Mario Party 1-3: Party like it's 1999 - großes Retro-Special, Seite 2
Special
In unserem Retro-Special werfen wir einen Blick zurück auf die Ursprünge der Multiplayer-Reihe Mario Party. Die Feierlichkeiten begannen damals auf dem N64.
Jedem Charakter ist ein Stempel zugewiesen, diese Figur dient auch als Hauptgegner im Kampf um die gesuchte Beute. Kämpft man um den Stempel des vom Spieler gewählten Charakters, so tritt Luigi als Gegner auf - er hat keinen eigenen Stempel.
Neben den klassischen Brettern bietet der Story-Modus eine Neuerung: der Duell-Modus, der in dieser Form nur in Mario Party 3 enthalten ist. Zwei Spieler versuchen auf besonderen Brettern, die Lebensanzeige des Gegners zu entleeren.

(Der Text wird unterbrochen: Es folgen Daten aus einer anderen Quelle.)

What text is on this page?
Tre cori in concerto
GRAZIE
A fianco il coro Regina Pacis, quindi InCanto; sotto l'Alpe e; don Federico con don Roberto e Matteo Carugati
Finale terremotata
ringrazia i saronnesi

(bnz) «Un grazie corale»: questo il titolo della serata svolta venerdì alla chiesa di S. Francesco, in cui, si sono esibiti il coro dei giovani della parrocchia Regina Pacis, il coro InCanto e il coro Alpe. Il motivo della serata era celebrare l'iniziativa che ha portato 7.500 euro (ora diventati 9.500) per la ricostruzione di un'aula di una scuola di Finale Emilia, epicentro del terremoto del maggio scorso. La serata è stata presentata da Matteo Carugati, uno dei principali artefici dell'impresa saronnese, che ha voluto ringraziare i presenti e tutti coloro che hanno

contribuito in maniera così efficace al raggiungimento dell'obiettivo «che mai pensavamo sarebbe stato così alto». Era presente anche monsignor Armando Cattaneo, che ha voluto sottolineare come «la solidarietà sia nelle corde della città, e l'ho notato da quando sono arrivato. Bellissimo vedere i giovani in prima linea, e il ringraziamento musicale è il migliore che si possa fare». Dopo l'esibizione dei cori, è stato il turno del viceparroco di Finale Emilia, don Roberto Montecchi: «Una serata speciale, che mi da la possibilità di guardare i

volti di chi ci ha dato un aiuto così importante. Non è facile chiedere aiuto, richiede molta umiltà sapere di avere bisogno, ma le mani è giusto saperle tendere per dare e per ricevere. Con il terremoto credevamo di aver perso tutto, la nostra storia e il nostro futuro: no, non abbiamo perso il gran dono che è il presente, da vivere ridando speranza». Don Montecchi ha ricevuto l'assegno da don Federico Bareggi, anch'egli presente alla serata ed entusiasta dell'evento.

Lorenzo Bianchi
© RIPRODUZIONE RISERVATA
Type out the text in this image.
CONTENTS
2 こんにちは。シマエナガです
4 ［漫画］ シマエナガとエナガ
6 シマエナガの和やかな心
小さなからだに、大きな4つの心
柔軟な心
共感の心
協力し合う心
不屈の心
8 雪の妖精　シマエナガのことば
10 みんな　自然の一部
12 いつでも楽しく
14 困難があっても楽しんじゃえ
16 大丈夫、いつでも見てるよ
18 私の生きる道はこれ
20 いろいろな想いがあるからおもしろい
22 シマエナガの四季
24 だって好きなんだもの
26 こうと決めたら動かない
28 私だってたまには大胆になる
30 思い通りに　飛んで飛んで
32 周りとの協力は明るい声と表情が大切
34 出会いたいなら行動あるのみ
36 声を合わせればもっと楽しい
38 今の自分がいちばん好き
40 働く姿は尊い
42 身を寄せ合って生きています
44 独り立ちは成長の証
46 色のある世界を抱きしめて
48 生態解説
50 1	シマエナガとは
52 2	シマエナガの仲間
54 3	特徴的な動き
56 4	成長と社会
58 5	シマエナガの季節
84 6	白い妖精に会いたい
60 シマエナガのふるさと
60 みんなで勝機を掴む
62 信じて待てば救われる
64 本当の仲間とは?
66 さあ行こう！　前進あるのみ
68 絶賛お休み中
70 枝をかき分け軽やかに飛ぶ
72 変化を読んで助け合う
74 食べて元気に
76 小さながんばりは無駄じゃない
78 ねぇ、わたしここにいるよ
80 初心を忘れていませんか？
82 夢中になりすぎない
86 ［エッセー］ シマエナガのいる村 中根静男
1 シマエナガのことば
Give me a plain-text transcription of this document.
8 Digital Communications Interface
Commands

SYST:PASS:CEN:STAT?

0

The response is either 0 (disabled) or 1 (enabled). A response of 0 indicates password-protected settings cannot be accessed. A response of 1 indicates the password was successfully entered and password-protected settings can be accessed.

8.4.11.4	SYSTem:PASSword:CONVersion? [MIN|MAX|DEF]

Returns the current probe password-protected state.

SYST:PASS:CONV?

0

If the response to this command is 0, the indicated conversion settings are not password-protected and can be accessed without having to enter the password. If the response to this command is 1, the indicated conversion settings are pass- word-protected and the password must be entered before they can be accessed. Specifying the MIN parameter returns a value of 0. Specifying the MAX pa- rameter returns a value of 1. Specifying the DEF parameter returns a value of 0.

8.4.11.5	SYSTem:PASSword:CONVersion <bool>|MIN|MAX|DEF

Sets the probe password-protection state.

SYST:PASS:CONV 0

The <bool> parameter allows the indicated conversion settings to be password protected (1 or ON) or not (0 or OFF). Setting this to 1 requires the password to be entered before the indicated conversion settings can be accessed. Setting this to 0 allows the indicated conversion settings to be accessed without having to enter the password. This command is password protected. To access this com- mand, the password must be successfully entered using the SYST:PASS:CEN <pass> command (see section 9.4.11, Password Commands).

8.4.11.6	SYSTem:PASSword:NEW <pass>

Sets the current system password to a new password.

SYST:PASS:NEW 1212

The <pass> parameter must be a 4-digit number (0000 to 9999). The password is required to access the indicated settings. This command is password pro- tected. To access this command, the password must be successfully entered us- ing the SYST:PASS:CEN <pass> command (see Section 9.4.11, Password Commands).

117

Dabei können sie die Felder für sich beanspruchen, um dem Gegner so Münzen abzunehmen. Mit Münzen werden Wächter angeheuert, welche den Spieler nicht nur von vorne oder hinten beschützen, sondern die auch Gegner angreifen. Als Beschützer können unterschiedliche Charaktere angeheuert werden, wobei jeder verschiedene Eigenschaften hat.
In diesem Artikel
Jede spielbare Figur bekommt sogar einen eigenen, Charakter-abhängigen Wächter zu Beginn des Spiels zugewiesen. Das im Story-Modus freischaltbare Brett ist diesmal nicht an Bowser, sondern an Waluigi angelehnt. Somit ist Mario Party 3 einer der wenigen Teile ohne ein Bowser-Brett!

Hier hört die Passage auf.